Azure CLI Spray ASN 53667
Query
// Azure CLI Spray - ASN 53667
// https://www.linkedin.com/posts/activity-7216141179648716800-703J/
// Defenders take note of this ASN using IPV6 to conduct Azure CLI Spray on your Entra Tenant. Use the below KQL to check against you Sentinel.🤝
// ASN 53667 Lookup - https://lnkd.in/gAVK5htd
SigninLogs
| where TimeGenerated > ago(30d)
| where ResultType == "50126" or ResultType == "50053"
| where UserAgent == "node-fetch"
| where AutonomousSystemNumber == "53667"
| where AppDisplayName == "Microsoft Azure CLI"
// MITRE ATT&CK Mapping
// Based on the criteria in the KQL query, the following MITRE ATT&CK techniques are relevant:
// T1078 - Valid Accounts: The query is looking for failed sign-in attempts, which can indicate attempts to use valid accounts with incorrect credentials.
// T1071.001 - Application Layer Protocol: Web Protocols: The use of “node-fetch” suggests web-based communication, which falls under this technique.
// T1586.001 - Compromise Infrastructure: Botnet: The specific ASN and user agent might indicate the use of compromised infrastructure or botnets for automated sign-in attempts.
// T1078.004 - Valid Accounts: Cloud Accounts: The use of “Microsoft Azure CLI” indicates attempts to access cloud resources, which is relevant to this technique.Explanation
This KQL query is designed to help security defenders identify potential unauthorized access attempts on their Azure environment.
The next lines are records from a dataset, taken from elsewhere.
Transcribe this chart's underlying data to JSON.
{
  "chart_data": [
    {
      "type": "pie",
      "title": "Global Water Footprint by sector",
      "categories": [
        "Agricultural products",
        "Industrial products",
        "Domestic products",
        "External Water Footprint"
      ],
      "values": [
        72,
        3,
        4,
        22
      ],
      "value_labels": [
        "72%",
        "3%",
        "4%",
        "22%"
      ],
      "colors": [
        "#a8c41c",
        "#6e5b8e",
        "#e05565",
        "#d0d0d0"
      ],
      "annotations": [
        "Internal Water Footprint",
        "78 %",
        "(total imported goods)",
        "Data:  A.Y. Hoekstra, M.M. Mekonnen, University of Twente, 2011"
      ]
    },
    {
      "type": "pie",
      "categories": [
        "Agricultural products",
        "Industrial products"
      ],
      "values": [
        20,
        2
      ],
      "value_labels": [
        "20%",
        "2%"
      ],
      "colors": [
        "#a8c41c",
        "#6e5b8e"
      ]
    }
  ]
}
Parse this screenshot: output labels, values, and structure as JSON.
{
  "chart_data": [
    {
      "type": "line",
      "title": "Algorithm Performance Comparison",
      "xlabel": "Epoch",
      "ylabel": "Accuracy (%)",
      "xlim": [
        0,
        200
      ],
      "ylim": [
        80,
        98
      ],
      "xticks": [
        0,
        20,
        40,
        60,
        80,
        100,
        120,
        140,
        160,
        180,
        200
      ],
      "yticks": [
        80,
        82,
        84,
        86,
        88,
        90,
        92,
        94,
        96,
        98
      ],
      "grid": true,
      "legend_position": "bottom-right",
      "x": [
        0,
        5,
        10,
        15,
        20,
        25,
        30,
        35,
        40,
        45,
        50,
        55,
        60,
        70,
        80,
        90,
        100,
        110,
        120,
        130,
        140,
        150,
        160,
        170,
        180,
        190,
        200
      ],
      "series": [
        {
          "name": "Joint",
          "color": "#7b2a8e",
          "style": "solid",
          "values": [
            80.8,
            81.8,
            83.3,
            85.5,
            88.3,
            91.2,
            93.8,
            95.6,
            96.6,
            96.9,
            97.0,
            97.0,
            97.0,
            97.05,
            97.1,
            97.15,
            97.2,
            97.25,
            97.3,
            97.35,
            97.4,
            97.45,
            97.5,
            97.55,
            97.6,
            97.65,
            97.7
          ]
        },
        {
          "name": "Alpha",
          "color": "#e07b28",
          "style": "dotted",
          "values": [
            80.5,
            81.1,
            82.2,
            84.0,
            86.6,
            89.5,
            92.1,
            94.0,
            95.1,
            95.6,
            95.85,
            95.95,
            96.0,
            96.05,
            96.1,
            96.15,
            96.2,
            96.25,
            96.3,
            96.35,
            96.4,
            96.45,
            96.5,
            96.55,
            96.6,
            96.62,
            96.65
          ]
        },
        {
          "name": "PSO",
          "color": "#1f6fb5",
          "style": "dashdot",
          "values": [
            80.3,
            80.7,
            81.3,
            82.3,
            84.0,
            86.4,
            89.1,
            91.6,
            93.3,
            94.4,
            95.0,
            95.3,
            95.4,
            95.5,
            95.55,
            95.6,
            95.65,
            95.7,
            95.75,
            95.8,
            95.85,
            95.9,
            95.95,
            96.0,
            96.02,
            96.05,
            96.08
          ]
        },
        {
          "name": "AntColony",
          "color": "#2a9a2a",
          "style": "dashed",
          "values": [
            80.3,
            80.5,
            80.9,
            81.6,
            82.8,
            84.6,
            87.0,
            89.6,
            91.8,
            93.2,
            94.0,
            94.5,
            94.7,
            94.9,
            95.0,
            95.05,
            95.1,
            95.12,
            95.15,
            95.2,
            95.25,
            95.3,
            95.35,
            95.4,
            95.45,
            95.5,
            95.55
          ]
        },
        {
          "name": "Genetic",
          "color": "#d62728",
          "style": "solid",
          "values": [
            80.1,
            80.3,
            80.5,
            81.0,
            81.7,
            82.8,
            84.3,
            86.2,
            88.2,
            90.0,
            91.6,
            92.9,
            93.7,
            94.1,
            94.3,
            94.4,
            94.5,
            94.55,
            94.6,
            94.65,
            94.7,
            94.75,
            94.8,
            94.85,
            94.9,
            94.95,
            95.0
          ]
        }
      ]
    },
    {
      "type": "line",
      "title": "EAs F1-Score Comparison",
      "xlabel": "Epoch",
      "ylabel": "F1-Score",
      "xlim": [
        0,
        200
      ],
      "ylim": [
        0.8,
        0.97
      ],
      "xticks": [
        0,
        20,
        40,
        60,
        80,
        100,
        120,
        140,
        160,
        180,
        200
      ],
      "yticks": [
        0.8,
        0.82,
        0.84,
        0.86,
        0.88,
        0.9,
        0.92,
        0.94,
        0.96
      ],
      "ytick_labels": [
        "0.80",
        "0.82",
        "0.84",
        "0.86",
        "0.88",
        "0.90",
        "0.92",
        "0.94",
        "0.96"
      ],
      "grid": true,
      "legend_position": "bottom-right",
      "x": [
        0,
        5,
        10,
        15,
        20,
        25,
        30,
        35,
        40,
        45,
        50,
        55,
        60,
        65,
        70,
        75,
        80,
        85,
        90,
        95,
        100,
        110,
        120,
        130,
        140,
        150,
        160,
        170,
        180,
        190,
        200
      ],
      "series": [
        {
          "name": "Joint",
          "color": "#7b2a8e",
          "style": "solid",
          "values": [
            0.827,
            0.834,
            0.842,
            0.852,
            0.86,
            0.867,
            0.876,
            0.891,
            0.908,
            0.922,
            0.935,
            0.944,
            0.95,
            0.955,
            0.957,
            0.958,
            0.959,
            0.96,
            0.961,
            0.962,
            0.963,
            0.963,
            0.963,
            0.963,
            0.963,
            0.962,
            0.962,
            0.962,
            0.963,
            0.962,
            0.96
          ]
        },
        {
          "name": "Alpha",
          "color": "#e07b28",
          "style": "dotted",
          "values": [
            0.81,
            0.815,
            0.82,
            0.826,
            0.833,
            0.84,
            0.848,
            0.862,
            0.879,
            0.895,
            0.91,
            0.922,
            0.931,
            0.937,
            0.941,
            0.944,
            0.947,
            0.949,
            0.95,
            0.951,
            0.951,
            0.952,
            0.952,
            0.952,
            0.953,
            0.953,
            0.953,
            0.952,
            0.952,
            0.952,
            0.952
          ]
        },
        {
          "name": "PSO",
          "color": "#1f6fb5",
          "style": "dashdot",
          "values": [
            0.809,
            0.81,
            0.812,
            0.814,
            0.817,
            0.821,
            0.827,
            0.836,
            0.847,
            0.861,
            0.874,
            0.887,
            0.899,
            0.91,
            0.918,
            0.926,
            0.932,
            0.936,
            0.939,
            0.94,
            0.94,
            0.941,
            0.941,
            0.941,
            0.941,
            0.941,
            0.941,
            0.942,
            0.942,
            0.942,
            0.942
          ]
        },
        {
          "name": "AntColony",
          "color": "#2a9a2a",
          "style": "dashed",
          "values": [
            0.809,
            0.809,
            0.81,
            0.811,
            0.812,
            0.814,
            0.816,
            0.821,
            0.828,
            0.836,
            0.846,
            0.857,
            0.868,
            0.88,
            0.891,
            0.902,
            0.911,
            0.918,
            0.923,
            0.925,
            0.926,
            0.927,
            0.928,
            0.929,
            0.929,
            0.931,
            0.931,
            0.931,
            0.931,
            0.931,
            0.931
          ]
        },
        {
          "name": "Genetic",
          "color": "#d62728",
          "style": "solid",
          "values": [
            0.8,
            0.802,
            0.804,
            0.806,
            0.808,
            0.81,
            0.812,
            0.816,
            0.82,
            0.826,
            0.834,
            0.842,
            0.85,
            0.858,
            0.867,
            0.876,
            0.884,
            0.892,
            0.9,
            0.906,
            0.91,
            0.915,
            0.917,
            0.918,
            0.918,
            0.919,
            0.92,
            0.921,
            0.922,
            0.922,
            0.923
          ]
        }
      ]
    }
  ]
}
Here's a simple breakdown of what the query does:
-
Data Source: It looks at sign-in logs from the past 30 days.
-
Failed Sign-ins: It filters for specific failed sign-in result types, "50126" and "50053", which typically indicate incorrect credentials or other sign-in issues.
-
User Agent: It checks if the sign-in attempts were made using "node-fetch", a tool often used for web requests, which might suggest automated or scripted access attempts.
-
Autonomous System Number (ASN): It focuses on attempts originating from ASN 53667, which is associated with suspicious activity, specifically using IPv6 addresses.
-
Application: It targets attempts to access the "Microsoft Azure CLI", a command-line tool for managing Azure resources, indicating that the attackers might be trying to access cloud resources.
The query is mapped to several MITRE ATT&CK techniques, suggesting that these activities could be part of a broader attack strategy involving:
- Attempts to use valid accounts with incorrect credentials (T1078).
- Use of web-based communication protocols (T1071.001).
- Possible use of compromised infrastructure or botnets (T1586.001).
- Attempts to access cloud accounts (T1078.004).
Overall, this query helps identify and analyze suspicious sign-in activities that could indicate an attempt to compromise Azure cloud resources.